Rage and Retribution is a truly dark crime. However, at just a couple of chapters in I was doubting that it would be. For one, Pablo seemed too nice a character for me, at least too nice for his position. Could it be because the hard man, no emotion cop has been so overdone in other police crimes it’s what I’ve come to expect? This notion didn’t entirely resolve my anguish but it did heighten my respect for Lorraine Mace, who was willing to move away from the usual.

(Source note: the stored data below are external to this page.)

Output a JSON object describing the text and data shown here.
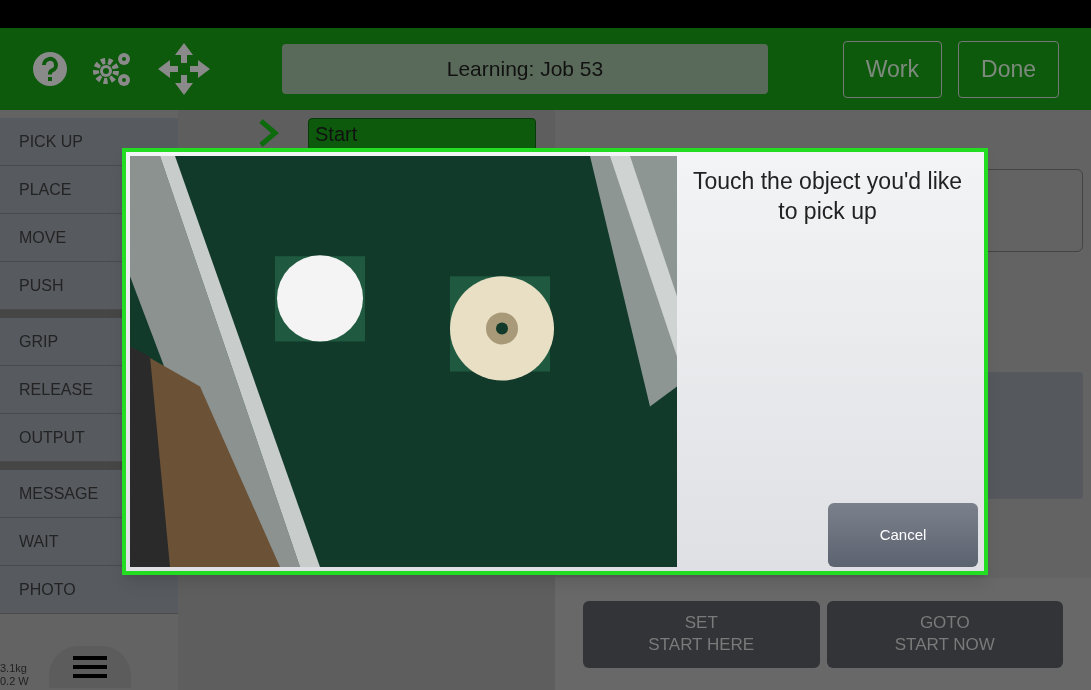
{
  "header": {
    "title": "Learning: Job 53",
    "buttons": [
      "Work",
      "Done"
    ]
  },
  "sidebar": {
    "groups": [
      [
        "PICK UP",
        "PLACE",
        "MOVE",
        "PUSH"
      ],
      [
        "GRIP",
        "RELEASE",
        "OUTPUT"
      ],
      [
        "MESSAGE",
        "WAIT",
        "PHOTO"
      ]
    ]
  },
  "status": {
    "weight": "3.1kg",
    "power": "0.2 W"
  },
  "step": {
    "label": "Start"
  },
  "panel": {
    "buttons": [
      {
        "line1": "SET",
        "line2": "START HERE",
        "disabled": true
      },
      {
        "line1": "GOTO",
        "line2": "START NOW",
        "disabled": true
      }
    ]
  },
  "dialog": {
    "prompt": "Touch the object you'd like to pick up",
    "cancel": "Cancel"
  }
}
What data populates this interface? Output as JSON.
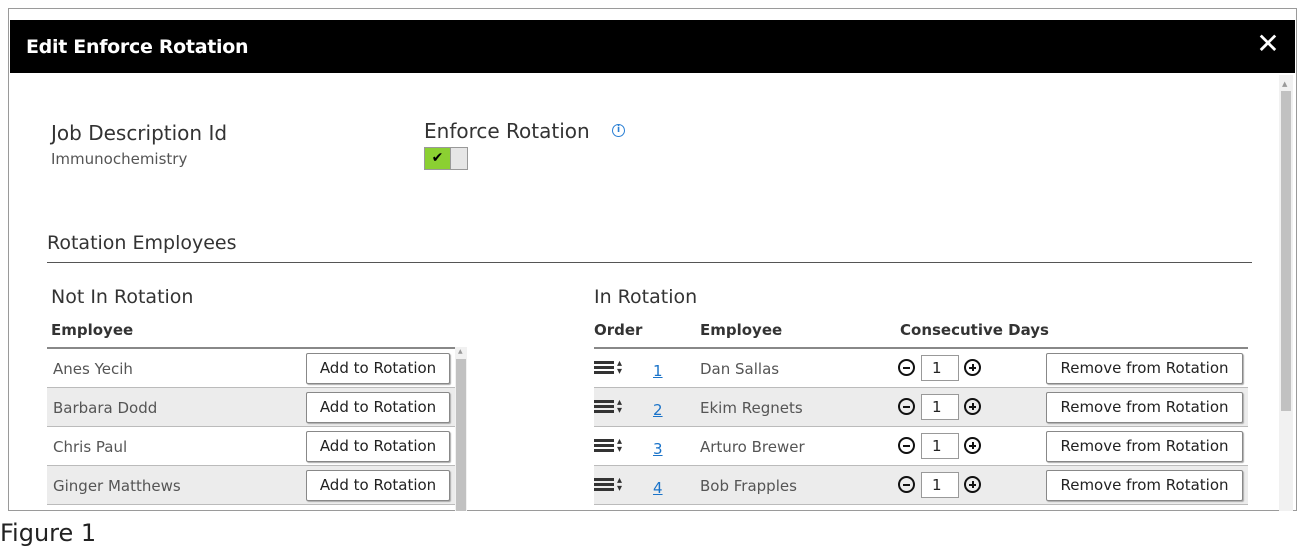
{
  "dialog": {
    "title": "Edit Enforce Rotation",
    "close_glyph": "✕"
  },
  "job_description": {
    "label": "Job Description Id",
    "value": "Immunochemistry"
  },
  "enforce_rotation": {
    "label": "Enforce Rotation",
    "info_glyph": "i",
    "toggle_on": true,
    "toggle_glyph": "✔"
  },
  "rotation_employees": {
    "section_title": "Rotation Employees",
    "not_in_rotation": {
      "title": "Not In Rotation",
      "column_header": "Employee",
      "button_label": "Add to Rotation",
      "rows": [
        {
          "employee": "Anes Yecih"
        },
        {
          "employee": "Barbara Dodd"
        },
        {
          "employee": "Chris Paul"
        },
        {
          "employee": "Ginger Matthews"
        }
      ]
    },
    "in_rotation": {
      "title": "In Rotation",
      "columns": [
        "Order",
        "Employee",
        "Consecutive Days"
      ],
      "button_label": "Remove from Rotation",
      "rows": [
        {
          "order": "1",
          "employee": "Dan Sallas",
          "days": "1"
        },
        {
          "order": "2",
          "employee": "Ekim Regnets",
          "days": "1"
        },
        {
          "order": "3",
          "employee": "Arturo Brewer",
          "days": "1"
        },
        {
          "order": "4",
          "employee": "Bob Frapples",
          "days": "1"
        }
      ]
    }
  },
  "caption": "Figure 1",
  "colors": {
    "titlebar": "#000000",
    "toggle_on": "#8bd032",
    "link": "#1a73c9",
    "alt_row": "#ececec"
  },
  "icons": [
    "close-icon",
    "info-icon",
    "check-icon",
    "drag-handle-icon",
    "minus-circle-icon",
    "plus-circle-icon"
  ]
}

Secondly, the entire investigation kicked off because of a remark written on a plaque in lipstick. Pablo and his team really dove into finding the culprit and I found that very strange. For me, it didn’t warrant the attention. However, it opened up an entire world of rape and sexual abuse that made Rage and Retribution the addictive read it was. So, if you are in this for the darkness, you have to be patient, but, if you are someone sensitive to in-depth descriptions of horrendous crimes, don’t be fooled by the opening chapters.

I loved this gritty book and, by the end, I came to love Pablo too. But what I really loved about him was that I didn’t need to read the previous books in this series to get a good feeling of who he was and what he stands for. That is so important for books in a series that are also marketed as standalone. Thanks, Lorraine, for letting me easily slide in at the fourth book.

In was sent a copy of this book in exchange for an honest review.